Abstract:Learning from feedback reduces the hallucination of multimodal large language models (MLLMs) by aligning them with human preferences. While traditional methods rely on labor-intensive and time-consuming manual labeling, recent approaches employing models as automatic labelers have shown promising results without human intervention. However, these methods heavily rely on costly proprietary models like GPT-4V, resulting in scalability issues. Moreover, this paradigm essentially distills the proprietary models to provide a temporary solution to quickly bridge the performance gap.

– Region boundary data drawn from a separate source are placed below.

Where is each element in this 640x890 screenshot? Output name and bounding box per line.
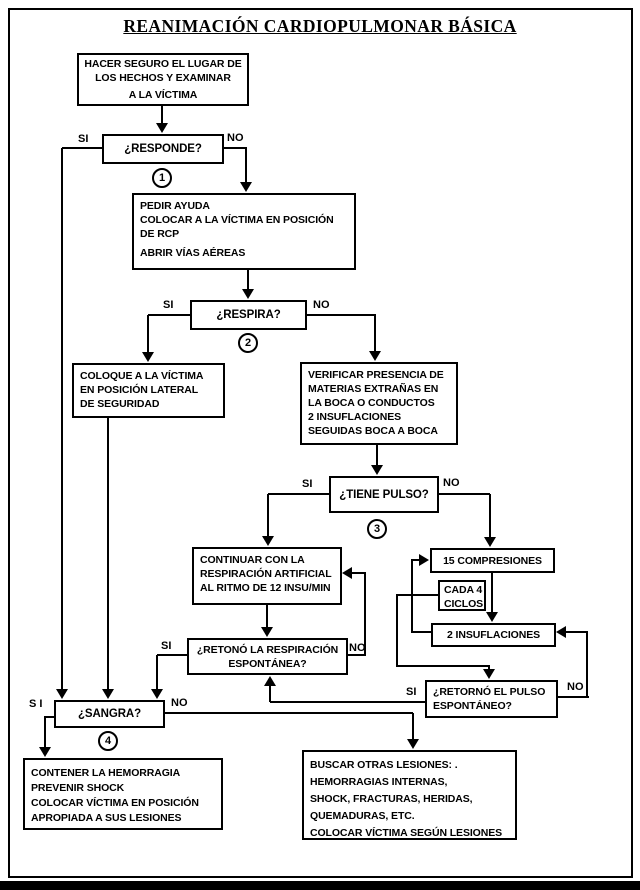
node-2-insuflaciones: 2 INSUFLACIONES	[431, 623, 556, 647]
line-segment	[397, 665, 490, 667]
arrowhead-down-icon	[156, 123, 168, 133]
arrowhead-down-icon	[242, 289, 254, 299]
step-circle-3: 3	[367, 519, 387, 539]
line-segment	[62, 147, 102, 149]
arrowhead-down-icon	[486, 612, 498, 622]
line-segment	[147, 315, 149, 355]
node-coloque-victima: COLOQUE A LA VÍCTIMA EN POSICIÓN LATERAL DE SEGURIDAD	[72, 363, 225, 418]
line-segment	[411, 559, 413, 633]
label-respira-si: SI	[163, 299, 174, 311]
line-segment	[307, 314, 376, 316]
line-segment	[165, 712, 413, 714]
line-segment	[269, 686, 271, 702]
label-responde-no: NO	[227, 132, 244, 144]
label-responde-si: SI	[78, 133, 89, 145]
label-retorno-pulso-no: NO	[567, 681, 584, 693]
arrowhead-down-icon	[483, 669, 495, 679]
line-segment	[245, 148, 247, 186]
line-segment	[148, 314, 190, 316]
arrowhead-down-icon	[102, 689, 114, 699]
line-segment	[156, 655, 158, 692]
arrowhead-down-icon	[56, 689, 68, 699]
label-respira-no: NO	[313, 299, 330, 311]
arrowhead-down-icon	[262, 536, 274, 546]
line-segment	[397, 594, 438, 596]
line-segment	[44, 716, 46, 750]
arrowhead-down-icon	[151, 689, 163, 699]
arrowhead-down-icon	[261, 627, 273, 637]
line-segment	[412, 631, 431, 633]
node-continuar-respiracion: CONTINUAR CON LA RESPIRACIÓN ARTIFICIAL AL RITMO DE 12 INSU/MIN	[192, 547, 342, 605]
arrowhead-down-icon	[407, 739, 419, 749]
line-segment	[396, 594, 398, 667]
arrowhead-left-icon	[342, 567, 352, 579]
line-segment	[157, 654, 187, 656]
node-tiene-pulso: ¿TIENE PULSO?	[329, 476, 439, 513]
line-segment	[267, 494, 269, 539]
line-segment	[61, 148, 63, 694]
scan-edge-bar	[0, 881, 640, 890]
label-sangra-si: S I	[29, 698, 43, 710]
label-retono-no: NO	[349, 642, 366, 654]
arrowhead-down-icon	[371, 465, 383, 475]
node-contener-hemorragia: CONTENER LA HEMORRAGIA PREVENIR SHOCK COLOCAR VÍCTIMA EN POSICIÓN APROPIADA A SUS LESIONES	[23, 758, 223, 830]
arrowhead-right-icon	[419, 554, 429, 566]
line-segment	[223, 147, 247, 149]
node-buscar-lesiones: BUSCAR OTRAS LESIONES: . HEMORRAGIAS INTERNAS, SHOCK, FRACTURAS, HERIDAS, QUEMADURAS, ETC. COLOCAR VÍCTIMA SEGÚN LESIONES	[302, 750, 517, 840]
line-segment	[491, 572, 493, 615]
arrowhead-left-icon	[556, 626, 566, 638]
label-retono-si: SI	[161, 640, 172, 652]
line-segment	[268, 493, 329, 495]
line-segment	[161, 105, 163, 125]
label-pulso-si: SI	[302, 478, 313, 490]
arrowhead-down-icon	[142, 352, 154, 362]
step-circle-4: 4	[98, 731, 118, 751]
step-circle-1: 1	[152, 168, 172, 188]
arrowhead-down-icon	[240, 182, 252, 192]
line-segment	[439, 493, 490, 495]
node-pedir-ayuda: PEDIR AYUDA COLOCAR A LA VÍCTIMA EN POSICIÓN DE RCP ABRIR VÍAS AÉREAS	[132, 193, 356, 270]
line-segment	[489, 494, 491, 540]
line-segment	[374, 315, 376, 353]
node-cada-4-ciclos: CADA 4 CICLOS	[438, 580, 486, 611]
page-title: REANIMACIÓN CARDIOPULMONAR BÁSICA	[123, 16, 517, 36]
label-sangra-no: NO	[171, 697, 188, 709]
node-respira: ¿RESPIRA?	[190, 300, 307, 330]
arrowhead-down-icon	[369, 351, 381, 361]
node-retorno-pulso: ¿RETORNÓ EL PULSO ESPONTÁNEO?	[425, 680, 558, 718]
node-responde: ¿RESPONDE?	[102, 134, 224, 164]
node-sangra: ¿SANGRA?	[54, 700, 165, 728]
line-segment	[107, 418, 109, 692]
arrowhead-down-icon	[39, 747, 51, 757]
node-verificar-materias: VERIFICAR PRESENCIA DE MATERIAS EXTRAÑAS EN LA BOCA O CONDUCTOS 2 INSUFLACIONES SEGUIDAS BOCA A BOCA	[300, 362, 458, 445]
line-segment	[586, 631, 588, 698]
label-pulso-no: NO	[443, 477, 460, 489]
node-retono-respiracion: ¿RETONÓ LA RESPIRACIÓN ESPONTÁNEA?	[187, 638, 348, 675]
node-hacer-seguro: HACER SEGURO EL LUGAR DE LOS HECHOS Y EXAMINAR A LA VÍCTIMA	[77, 53, 249, 106]
line-segment	[566, 631, 587, 633]
arrowhead-up-icon	[264, 676, 276, 686]
line-segment	[270, 701, 425, 703]
node-15-compresiones: 15 COMPRESIONES	[430, 548, 555, 573]
line-segment	[412, 713, 414, 742]
line-segment	[558, 696, 589, 698]
step-circle-2: 2	[238, 333, 258, 353]
label-retorno-pulso-si: SI	[406, 686, 417, 698]
arrowhead-down-icon	[484, 537, 496, 547]
line-segment	[352, 572, 366, 574]
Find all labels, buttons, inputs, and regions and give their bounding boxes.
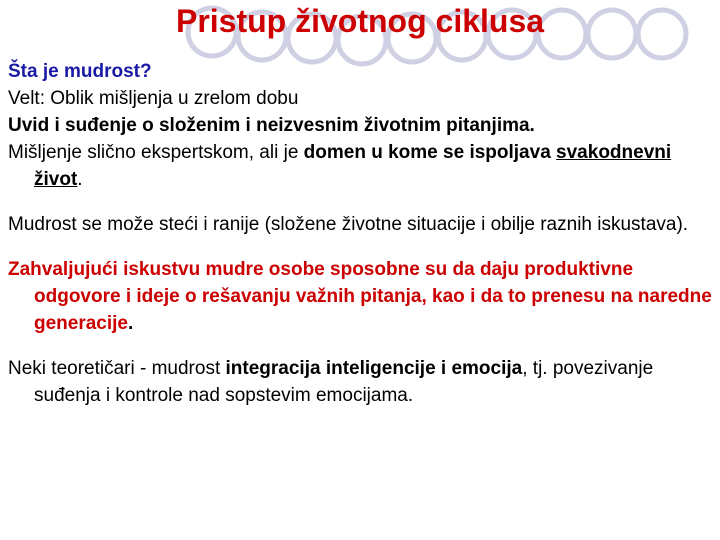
insight-line: Uvid i suđenje o složenim i neizvesnim životnim pitanjima. <box>8 115 535 136</box>
expert-text-underlined: svakodnevni život <box>34 142 672 190</box>
slide-content <box>8 58 716 409</box>
theorists-paragraph <box>8 355 716 409</box>
question-line: Šta je mudrost? <box>8 61 152 82</box>
theorists-text-c: , tj. povezivanje suđenja i kontrole nad sopstevim emocijama. <box>34 358 654 406</box>
page-title: Pristup životnog ciklusa <box>175 3 545 39</box>
definition-line: Velt: Oblik mišljenja u zrelom dobu <box>8 88 299 109</box>
experience-text-end: . <box>128 313 134 334</box>
experience-text: Zahvaljujući iskustvu mudre osobe sposobne su da daju produktivne odgovore i ideje o rešavanju važnih pitanja, kao i da to prenesu na naredne generacije <box>8 259 712 334</box>
expert-thinking-paragraph <box>8 139 716 193</box>
expert-text-end: . <box>77 169 83 190</box>
theorists-text-bold: integracija inteligencije i emocija <box>225 358 523 379</box>
theorists-text-a: Neki teoretičari - mudrost <box>8 358 226 379</box>
early-wisdom-paragraph: Mudrost se može steći i ranije (složene životne situacije i obilje raznih iskustava). <box>8 214 689 235</box>
experience-paragraph <box>8 256 716 337</box>
expert-text-a: Mišljenje slično ekspertskom, ali je <box>8 142 304 163</box>
expert-text-bold: domen u kome se ispoljava <box>303 142 557 163</box>
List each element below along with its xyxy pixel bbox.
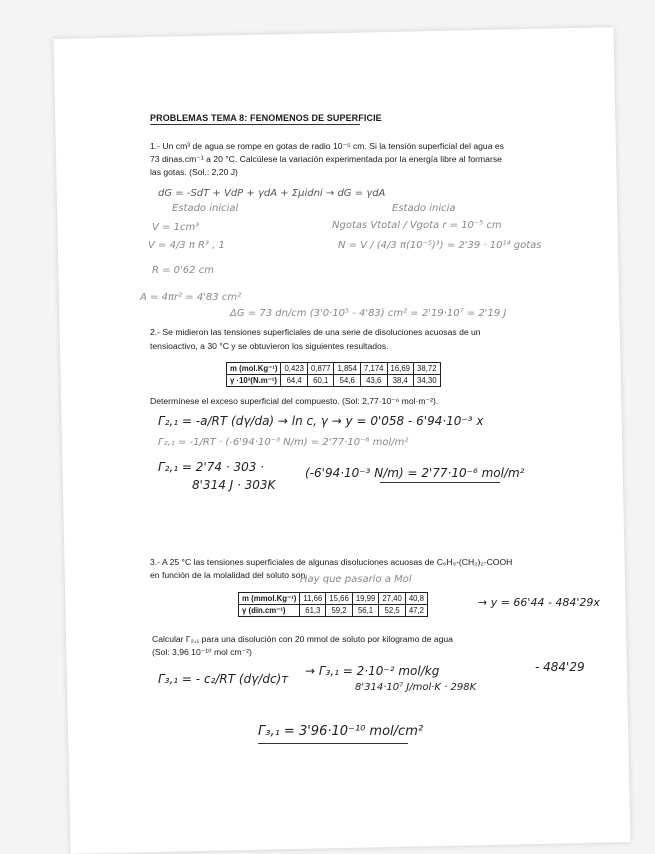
table-row xyxy=(239,605,428,617)
title-underline xyxy=(150,124,360,125)
table-cell: 19,99 xyxy=(352,593,379,605)
table-row xyxy=(239,593,428,605)
hw-p3-formula: Γ₃,₁ = - c₂/RT (dγ/dc)ᴛ xyxy=(158,672,289,686)
hw-p2-gibbs-adsorption: Γ₂,₁ = -a/RT (dγ/da) → ln c, γ → y = 0'058 - 6'94·10⁻³ x xyxy=(158,414,484,428)
table-cell: 38,72 xyxy=(414,363,441,375)
problem3-question2: (Sol: 3,96 10⁻¹⁰ mol cm⁻²) xyxy=(152,647,252,657)
table-cell: 27,40 xyxy=(379,593,406,605)
hw-p3-result: Γ₃,₁ = 3'96·10⁻¹⁰ mol/cm² xyxy=(258,724,424,739)
hw-p3-calc-numerator: → Γ₃,₁ = 2·10⁻² mol/kg xyxy=(305,664,440,678)
table-cell: 52,5 xyxy=(379,605,406,617)
problem3-data-table xyxy=(238,592,428,617)
hw-p1-radius: R = 0'62 cm xyxy=(152,265,214,276)
hw-p1-delta-g: ΔG = 73 dn/cm (3'0·10⁵ - 4'83) cm² = 2'19·10⁷ = 2'19 J xyxy=(230,308,507,319)
problem2-line2: tensioactivo, a 30 °C y se obtuvieron los siguientes resultados. xyxy=(150,341,389,351)
hw-p1-n-drops: N = V / (4/3 π(10⁻⁵)³) = 2'39 · 10¹⁴ gotas xyxy=(338,240,542,251)
table-cell: 61,3 xyxy=(300,605,326,617)
hw-p1-gibbs: dG = -SdT + VdP + γdA + Σμidni → dG = γdA xyxy=(158,188,386,199)
table-cell: 11,66 xyxy=(300,593,326,605)
table-cell: 0,423 xyxy=(281,363,308,375)
table-cell: 40,8 xyxy=(405,593,427,605)
table-row-label: m (mmol.Kg⁻¹) xyxy=(239,593,300,605)
problem1-line2: 73 dinas.cm⁻¹ a 20 °C. Calcúlese la variación experimentada por la energía libre al formarse xyxy=(150,154,502,164)
problem1-line1: 1.- Un cm³ de agua se rompe en gotas de radio 10⁻⁵ cm. Si la tensión superficial del agua es xyxy=(150,141,504,151)
page-title: PROBLEMAS TEMA 8: FENOMENOS DE SUPERFICIE xyxy=(150,113,382,123)
table-cell: 43,6 xyxy=(360,375,387,387)
hw-p3-result-underline xyxy=(258,743,408,744)
problem2-data-table xyxy=(226,362,441,387)
table-cell: 56,1 xyxy=(352,605,379,617)
hw-p3-regression: → y = 66'44 - 484'29x xyxy=(478,596,600,609)
table-row-label: m (mol.Kg⁻¹) xyxy=(227,363,281,375)
hw-p3-note: Hay que pasarlo a Mol xyxy=(300,574,412,585)
table-cell: 60,1 xyxy=(307,375,334,387)
table-row xyxy=(227,363,441,375)
problem1-line3: las gotas. (Sol.: 2,20 J) xyxy=(150,167,238,177)
hw-p2-result-underline xyxy=(380,482,500,483)
table-row xyxy=(227,375,441,387)
hw-p2-calc-numerator: Γ₂,₁ = 2'74 · 303 · xyxy=(158,460,264,474)
problem3-line1: 3.- A 25 °C las tensiones superficiales de algunas disoluciones acuosas de C₆H₅-(CH₂)₂-COOH xyxy=(150,557,513,567)
table-row-label: γ ·10³(N.m⁻¹) xyxy=(227,375,281,387)
table-cell: 47,2 xyxy=(405,605,427,617)
table-cell: 64,4 xyxy=(281,375,308,387)
table-row-label: γ (din.cm⁻¹) xyxy=(239,605,300,617)
hw-p1-ngotas: Ngotas Vtotal / Vgota r = 10⁻⁵ cm xyxy=(332,220,502,231)
table-cell: 16,69 xyxy=(387,363,414,375)
hw-p3-slope: - 484'29 xyxy=(535,660,585,674)
table-cell: 15,66 xyxy=(326,593,353,605)
problem2-line1: 2.- Se midieron las tensiones superficiales de una serie de disoluciones acuosas de un xyxy=(150,327,481,337)
hw-p2-calc-denominator: 8'314 J · 303K xyxy=(192,478,276,492)
hw-p1-estado-inicia: Estado inicia xyxy=(392,203,456,214)
problem3-line2: en función de la molalidad del soluto son xyxy=(150,570,306,580)
problem2-question: Determínese el exceso superficial del compuesto. (Sol: 2,77·10⁻⁶ mol·m⁻²). xyxy=(150,396,439,406)
hw-p2-result: (-6'94·10⁻³ N/m) = 2'77·10⁻⁶ mol/m² xyxy=(305,466,525,480)
table-cell: 54,6 xyxy=(334,375,361,387)
hw-p1-estado-inicial: Estado inicial xyxy=(172,203,239,214)
table-cell: 59,2 xyxy=(326,605,353,617)
hw-p3-calc-denominator: 8'314·10⁷ J/mol·K · 298K xyxy=(355,682,477,693)
table-cell: 0,877 xyxy=(307,363,334,375)
hw-p2-faint-line: Γ₂,₁ = -1/RT · (-6'94·10⁻³ N/m) = 2'77·10⁻⁶ mol/m² xyxy=(158,437,409,448)
hw-p1-sphere-volume: V = 4/3 π R³ , 1 xyxy=(148,240,225,251)
table-cell: 38,4 xyxy=(387,375,414,387)
hw-p1-area: A = 4πr² = 4'83 cm² xyxy=(140,292,242,303)
problem3-question1: Calcular Γ₂,₁ para una disolución con 20 mmol de soluto por kilogramo de agua xyxy=(152,634,453,644)
table-cell: 1,854 xyxy=(334,363,361,375)
table-cell: 7,174 xyxy=(360,363,387,375)
hw-p1-volume: V = 1cm³ xyxy=(152,222,200,233)
table-cell: 34,30 xyxy=(414,375,441,387)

As this gap continues to shrink, the community is soon facing the essential challenge of aligning MLLMs using labeler models of comparable capability. In this work, we introduce RLAIF-V, a novel framework that aligns MLLMs in a fully open-source paradigm for super GPT-4V trustworthiness. RLAIF-V maximally exploits the open-source feedback from two perspectives, including high-quality feedback data and online feedback learning algorithm. Extensive experiments on seven benchmarks in both automatic and human evaluation show that RLAIF-V substantially enhances the trustworthiness of models without sacrificing performance on other tasks. Using a 34B model as labeler, RLAIF-V 7B model reduces object hallucination by 82.9\% and overall hallucination by 42.1\%, outperforming the labeler model. Remarkably, RLAIF-V also reveals the self-alignment potential of open-source MLLMs, where a 12B model can learn from the feedback of itself to achieve less than 29.5\% overall hallucination rate, surpassing GPT-4V (45.9\%) by a large margin. The results shed light on a promising route to enhance the efficacy of leading-edge MLLMs.